Получившая оплеуху эскадра двумя отрядами поворачивает на восток и север, к темнеющей массе Высоких Татр.
А на разбегающиеся куски набрасываются три тройки, и каждая тройка заходит на цель клещами, с трех ракурсов разом. Как ни повернись, кому-то обязательно подставишь уязвимое место. Впереди-справа ночной воздух рассекают зеленые спицы. У линейных пилотов Дюжины нет пушек, но и пулеметами они справляются не хуже. Трассы безошибочно пробивают моторы и бензобак в правом крыле выбранного “Стирлинга". Одну-две дырки затянуло бы каучуковым протектором, одну-две искры погасило бы пеной. Но сейчас в крыло прилетает шесть килограммов раскаленной стали за секунду.
Взрыв, огненный шар, обломком в кабину ведомого — тот валится, идет к земле “сухим листом".
Четырех кораблей как не бывало.
— Строй, панове! Плотнее!
— ... Пятый, выходи на позицию...
У большевиков есть одна-единственная часть, использующая для позывных короткие цифры, и это, пся крев, Дюжина.
Четвертый авиаполк, “чистое небо".
За полтора года войны не было ни одного случая, чтобы Дюжина не выполнила поставленную задачу. Даже когда собрали против них сорок лучших асов со всех стран в той самой легендарной “Нормандия-Ньюфауленд", столкнулись с жутким эффектом. Собьют, к примеру, из Дюжины Четвертого — еще герой-победитель не вернулся из вылета, а в небе взамен сбитого уже точно такой же истребитель большевиков.
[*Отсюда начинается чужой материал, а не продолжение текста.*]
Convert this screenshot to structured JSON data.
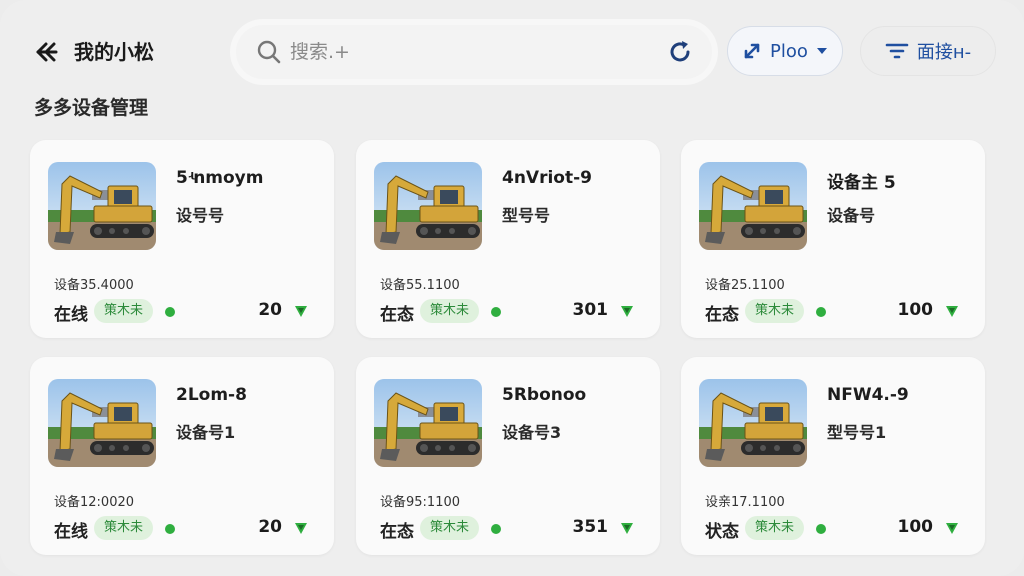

Та же раскраска, и позывной тот же. Никакой индивидуальности, никакой гордости, муравьи прямо. Люди-функции!
Сломался? Вынуть и заменить!
Потом-то соображаешь, что это психическая атака, давление на нервы. Все равно, как по минному полю в рост. Но ведь это ж, пойми, потом! В бою ум вторичен, там комбинация заученных действий, да быстро-быстро, пока не сбили... А если перед боем не подумал, под огнем рассуждать некогда.
Вот еще тройка, молотят крайнего, но в этот раз не их игра.
— Попал! Панове, я попал в него!
Точно, хоть кому-то повезло. Ух, как рванул большевик проклятый! Правда, и бомбер дымит, в ночи подсвечивает соседей. Не приведи матка боска, Восьмерка уже развернулась и теперь прет понизу, над верхушками сосен, загоняет в прицел бело-желтое пятно пожара.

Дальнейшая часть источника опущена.